Backstory, Estrutura Óssea e Perfil psicológico: desenvolvendo personagens


Pode ser muito arriscado soltar um personagem na história sem conhecer nada sobre ele, mas por outro lado, conhecê-lo em excesso pode dar falsas impressões e tornar o personagem demasiadamente previsível ou unidimensional.

Bons personagens já começam complexos em suas histórias e podem revelar novas facetas ao longa de suas trajetórias. E aí se encontra a complexidade de criar personagens, eles devem ter uma construção lógica, que faça sentido ao público e dialogue com a trama, mas que também possa nos surpreender.

O backstory, ou história pregressa, é uma ferramenta muito popular no desenvolvimento de personagens, mas não explora toda a complexidade que os personagens podem ter.

O breve perfil de personagens no pitch da série Friends.

Boa parte das histórias se baseiam justamente no ato de colocar personagens em situações únicas, as quais eles nunca passaram antes (ou pelo menos não daquela forma), então é inútil acreditar que um backstory excessivamente detalhado vai dar respostas. Backstory é backstory. Deve ser sucinto e trazer informações sine qua non do passado do personagem. Não adianta escrever uma trilogia de história pregressa do seu personagem se isso não for relevante a história que você está contando.

"Muitos escritores cometem o erro de incluir muitas informações de backstory. Através do uso de flashbacks, voice-overs, sequências de sonhos, eles sobrecarregam o roteiro com informações sobre o passado, em vez de se concentrarem no presente. O que é dramático é o presente - o agora.". -Linda Seger em Como Criar Personagens Inesquecíveis

Não é necessário fazer uma biografia dizendo que seu personagem fez uma cirurgia do apêndice aos 13 anos de idade se isso não estiver diretamente ligado com a sua trama. Sendo trazidos ou não para dentro da narrativa do filme, os backstorys mais eficientes de alguma forma ressoam em sua história e em seu personagem no agora. É só dentro do espaço-tempo da história que o personagem habita.

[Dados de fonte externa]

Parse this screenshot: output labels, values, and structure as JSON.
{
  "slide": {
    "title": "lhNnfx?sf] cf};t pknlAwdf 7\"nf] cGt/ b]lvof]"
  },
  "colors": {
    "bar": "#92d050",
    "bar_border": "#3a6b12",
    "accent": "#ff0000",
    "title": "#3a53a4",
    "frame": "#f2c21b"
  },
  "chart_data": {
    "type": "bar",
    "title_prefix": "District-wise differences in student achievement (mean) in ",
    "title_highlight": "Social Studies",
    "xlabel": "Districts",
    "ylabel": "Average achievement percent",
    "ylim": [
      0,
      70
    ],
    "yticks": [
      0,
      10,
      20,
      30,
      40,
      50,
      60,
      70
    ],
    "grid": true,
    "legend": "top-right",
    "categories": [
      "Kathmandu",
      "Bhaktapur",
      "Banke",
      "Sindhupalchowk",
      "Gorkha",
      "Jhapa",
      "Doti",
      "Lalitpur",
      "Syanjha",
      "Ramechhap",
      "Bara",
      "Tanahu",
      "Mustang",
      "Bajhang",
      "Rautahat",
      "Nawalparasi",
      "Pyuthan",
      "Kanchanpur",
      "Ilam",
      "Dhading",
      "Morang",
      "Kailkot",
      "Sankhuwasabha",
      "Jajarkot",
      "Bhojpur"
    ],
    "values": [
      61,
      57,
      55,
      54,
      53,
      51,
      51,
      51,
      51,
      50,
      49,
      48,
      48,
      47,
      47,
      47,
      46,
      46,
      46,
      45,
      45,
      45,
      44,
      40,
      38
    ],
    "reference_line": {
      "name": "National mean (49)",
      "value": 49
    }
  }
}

O backstory de Clarice Starling em O Silêncio dos Inocentes é tão importante para entendermos sua personagem que dá nome ao filme (em inglês, O silêncio dos Cordeiros). Ele é inserido naturalmente dentro da história por conta de dinâmica de troca de informações que Hannibal estabelece com ela, fosse introduzido de outra forma correria o risco de soar forçoso. A tentativa de salvar pelo menos um dos cordeiros é a melhor representação da coragem, doação e heroísmo de Clarice, características essenciais para entendermos sua dedicação e entrega no caso que investiga.

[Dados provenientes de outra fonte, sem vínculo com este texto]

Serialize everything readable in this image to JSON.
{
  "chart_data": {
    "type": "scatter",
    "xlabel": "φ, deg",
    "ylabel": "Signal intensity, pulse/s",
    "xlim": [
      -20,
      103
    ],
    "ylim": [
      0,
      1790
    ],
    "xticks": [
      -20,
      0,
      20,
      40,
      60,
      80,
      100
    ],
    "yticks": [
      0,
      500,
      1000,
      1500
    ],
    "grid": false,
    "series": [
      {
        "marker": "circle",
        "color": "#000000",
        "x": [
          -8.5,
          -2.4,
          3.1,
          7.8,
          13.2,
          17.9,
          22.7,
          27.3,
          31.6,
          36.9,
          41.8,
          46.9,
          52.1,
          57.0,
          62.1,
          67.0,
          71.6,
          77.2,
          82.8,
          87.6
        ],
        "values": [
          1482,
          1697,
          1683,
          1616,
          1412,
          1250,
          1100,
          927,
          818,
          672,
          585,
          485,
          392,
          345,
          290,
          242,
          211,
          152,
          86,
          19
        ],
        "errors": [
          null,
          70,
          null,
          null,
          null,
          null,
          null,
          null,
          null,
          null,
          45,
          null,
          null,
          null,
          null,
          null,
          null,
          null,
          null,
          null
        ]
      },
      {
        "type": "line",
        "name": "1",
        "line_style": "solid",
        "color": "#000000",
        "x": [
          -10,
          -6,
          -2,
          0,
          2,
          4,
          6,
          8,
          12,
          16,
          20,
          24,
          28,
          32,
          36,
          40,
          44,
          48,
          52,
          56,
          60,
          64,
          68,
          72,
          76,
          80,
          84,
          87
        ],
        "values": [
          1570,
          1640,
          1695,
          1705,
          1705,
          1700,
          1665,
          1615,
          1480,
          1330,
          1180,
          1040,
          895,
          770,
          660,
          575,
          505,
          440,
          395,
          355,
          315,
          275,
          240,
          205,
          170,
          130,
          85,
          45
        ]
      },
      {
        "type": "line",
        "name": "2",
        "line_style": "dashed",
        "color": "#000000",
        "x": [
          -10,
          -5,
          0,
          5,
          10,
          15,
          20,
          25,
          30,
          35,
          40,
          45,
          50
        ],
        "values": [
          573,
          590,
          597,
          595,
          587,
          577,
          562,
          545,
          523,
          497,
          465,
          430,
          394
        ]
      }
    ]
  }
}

"E então, por razões que nem tenho certeza, fiquei muito emocionado, e ainda fico, com Clarice Starling. Por sua coragem e vulnerabilidade - e provavelmente eu respondo mais à coragem em um personagem do que a qualquer outra qualidade. Ela está em um mundo masculino, e ela é estudante, e ela é órfã ... Eu estava profundamente comovido por ela. E Thomas Harris trabalhou tão habilidosamente em bases míticas - tinha essa sensação de que era uma jovem órfã fazendo o seu caminho no mundo, e há o bom padrasto em Crawford e o padrasto malvado, que é Lecter, e que a está educando. Essa é uma grande parte da história, de fato, é o coração emocional de toda a história; A busca de um pai desaparecido e a tentativa de substituir esse vazio que nunca vai desaparecer. A coisa toda de salvar o cordeiro e poder salvar Catherine Martin está toda amarrada com a incapacidade de salvar seu próprio pai quando era criança." - Ted Tally, roteirista de O Silêncio dos Inocentes em entrevista.

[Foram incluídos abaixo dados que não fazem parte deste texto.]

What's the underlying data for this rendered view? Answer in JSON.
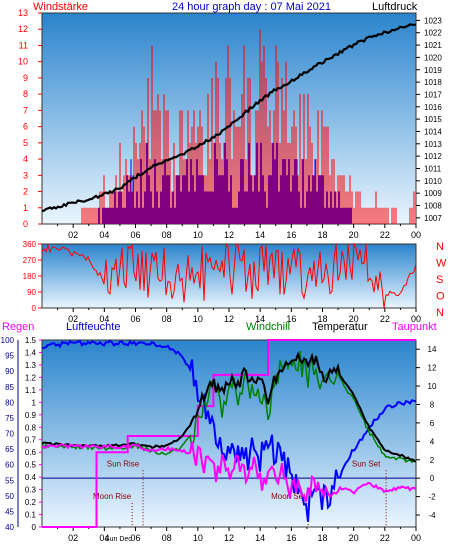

Conhecer um longo passado, seu backstory e árvore genealógica nem sempre é suficiente. O personagem só está plenamente pronto dentro de sua história. É necessário colocá-lo em ação, prová-lo, para que então ele realmente brilhe em uma construção complexa. A grande questão é que o drama trata de fazer perguntas que nunca foram feitas aquele personagem, colocá-los diante de escolhas que ele nunca precisou fazer. O passado se torna mais relevante quando adicionado à relação emocional que o personagem trava com ele. É desse aspecto psicológico que brotam as melhores respostas que ajudam sua história a ir para frente.

Lajos Egri sugere que todo personagem deve ter três dimensões , uma Física (que descreve tudo que é biológico e físico como gênero, peso, altura, cor do cabelo, olhos e pele, postura, aparência, hereditariedade, etc.), uma Social (que passa pelos aspectos socio-culturais como classe social, profissão, educação, relações familiares, Status marital, Religião, raça, nacionalidade, afiliações políticas, hobbies, etc) e uma última psicológica (que levanta sua vida sexual, seus padrões morais, suas ambições, suas frustrações , seu temperamento, sua postura diante da vida, suas habilidades, suas qualidades, etc). E a ficha com essas informações, chamada por Lajos de Estrutura Óssea do Personagem, é muita utilizada até hoje para criar o perfil de personagens, norteando questões centrais dos aspectos que dão vida aos personagens.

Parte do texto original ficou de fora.